LE GRAND JARDIN
SAINT-JEAN-SUR-MER
(ALPES MARITIMES)
[Février/mars 1911[1]]
Mon cher Valery,
Quelle idée d'être malade au cours d'un si joli voyage ! Mais soignez‑vous bien, au moins ! Il ne faudrait pas recommencer la petite édition de l'année dernière[2]. Ici tout va bien, les enfants[3] ont repris une mine superbe, Francis travaille et fait des chefs‑d'œuvre, moi je n'en fiche pas une datte mais je me porte bien, et j'ouvre des quinquets sur tout ce qui passe à ma portée. Je me console en me disant que si je ne fiche rien ici, j'emporterai toujours quelque chose dans mon sac. Je dois aller à Monte Carlo lundi avec l'ami Coudourt[4]. C'est un joueur enragé et j'ai l'intention de risquer ma pièce de 20 francs, non pas dans l'espoir de gagner car je ne suis pas joueuse, mais simplement pour pouvoir parler de cela en connaisseur.
Le temps ici est vraiment merveilleux, on se croirait au mois de juin. Le rossignol chante déjà la nuit, les papillons blancs et jaunes vont par bandes, les arbres à fruits commencent de fleurir de tous côtés, et le clair de lune est d'une puissance que je n'avais pas encore imaginée.
Je compte m'arrêter quelque temps à Fronton chez Michel, la mère Michel[5] m'offrant l'hospitalité. Je n'ose pas écrire ce que je pense à ce sujet.
Au revoir, mon cher Valery.

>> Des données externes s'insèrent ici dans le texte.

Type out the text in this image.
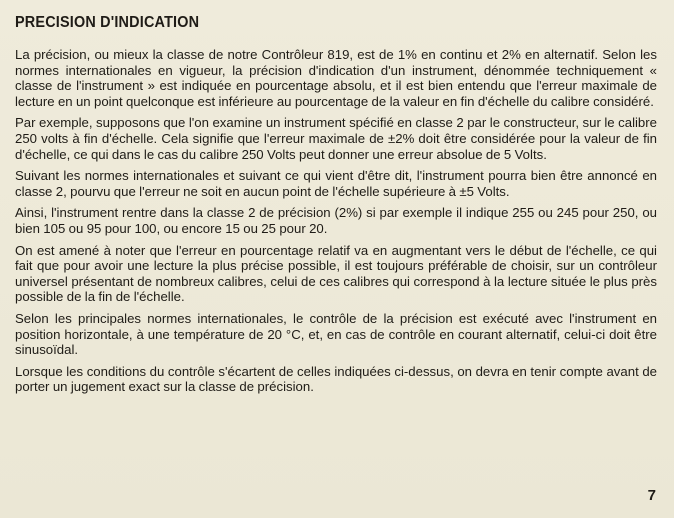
PRECISION D'INDICATION

La précision, ou mieux la classe de notre Contrôleur 819, est de 1% en continu et 2% en alternatif. Selon les normes internationales en vigueur, la précision d'indication d'un instrument, dénommée techniquement « classe de l'instrument » est indiquée en pourcentage absolu, et il est bien entendu que l'erreur maximale de lecture en un point quelconque est inférieure au pourcentage de la valeur en fin d'échelle du calibre considéré.

Par exemple, supposons que l'on examine un instrument spécifié en classe 2 par le constructeur, sur le calibre 250 volts à fin d'échelle. Cela signifie que l'erreur maximale de ±2% doit être considérée pour la valeur de fin d'échelle, ce qui dans le cas du calibre 250 Volts peut donner une erreur absolue de 5 Volts.

Suivant les normes internationales et suivant ce qui vient d'être dit, l'instrument pourra bien être annoncé en classe 2, pourvu que l'erreur ne soit en aucun point de l'échelle supérieure à ±5 Volts.

Ainsi, l'instrument rentre dans la classe 2 de précision (2%) si par exemple il indique 255 ou 245 pour 250, ou bien 105 ou 95 pour 100, ou encore 15 ou 25 pour 20.

On est amené à noter que l'erreur en pourcentage relatif va en augmentant vers le début de l'échelle, ce qui fait que pour avoir une lecture la plus précise possible, il est toujours préférable de choisir, sur un contrôleur universel présentant de nombreux calibres, celui de ces calibres qui correspond à la lecture située le plus près possible de la fin de l'échelle.

Selon les principales normes internationales, le contrôle de la précision est exécuté avec l'instrument en position horizontale, à une température de 20 °C, et, en cas de contrôle en courant alternatif, celui-ci doit être sinusoïdal.

Lorsque les conditions du contrôle s'écartent de celles indiquées ci-dessus, on devra en tenir compte avant de porter un jugement exact sur la classe de précision.

7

Je t
[6]'embrasse bien affectueusement et te prie de bien te soigner.
Marguerite Audoux
P. S. Nous trouvons ici que Jeanne[7] est bien cachottière Si tu la vois, embrasse‑la bien pour nous et dis‑lui qu'elle a bien tort de garder secret [sic] si longtemps.
Nous avons bien reçu les cotignacs[8].
M.
Je reçois à l'instant cette lettre d'Amérique. Veux‑tu me la traduire et me la renvoyer afin que je puisse accepter ou refuser[9] ?
[1] Le voyage évoqué au début de cette lettre est un de ceux qui débutent le 11 février 1911 et sont l'objet du Journal de Quasie (voir la note 2 de la lettre 70). Il s'agit, rappelons‑le, d'un « voyage sentimental », entrepris en partie avec Fargue, dans le cœur de la France – prétexte pour une visite à Guillaumin, à Ygrande, ou encore pour quérir une autorisation afin de publier les œuvres de Henry Jean‑Marie Levet (1874‑1906)… Voir Levet (Henry Jean‑Marie), Cartes postales et autres textes, précédés d'une conversation de Léon‑Paul Fargue et Valery Larbaud, édition de Bernard Delvaille, NRF, Poésie/Gallimard, 2001.
[2] Voir les lettres 34, 36, 38 et 52
[4] Sans doute le peintre Henri Coudour, nom auquel la romancière a ajouté un t. (Voir les lettres 45 et 349)
[5] La mère de Michel (Yell)
[6] Nouveau passage du vouvoiement au tutoiement. L'hésitation (avec des ratures) se maintiendra dans deux lettres suivantes (107 et 109). On assiste à la même évolution dans la correspondance Audoux‑Werth (post-scriptum de la lettre 132).
[7] La femme de Régis Gignoux semble vouloir, depuis un certain temps, attendre un heureux événement. Voir les lettres 27 et 108 à ce sujet
[8] Confitures de coing (spécialité d'Orléans)
[9] Une adaptation ? une traduction ?... Ou alors s'agit‑il déjà de J. D. Humphries (voir le premier paragraphe de la lettre 160).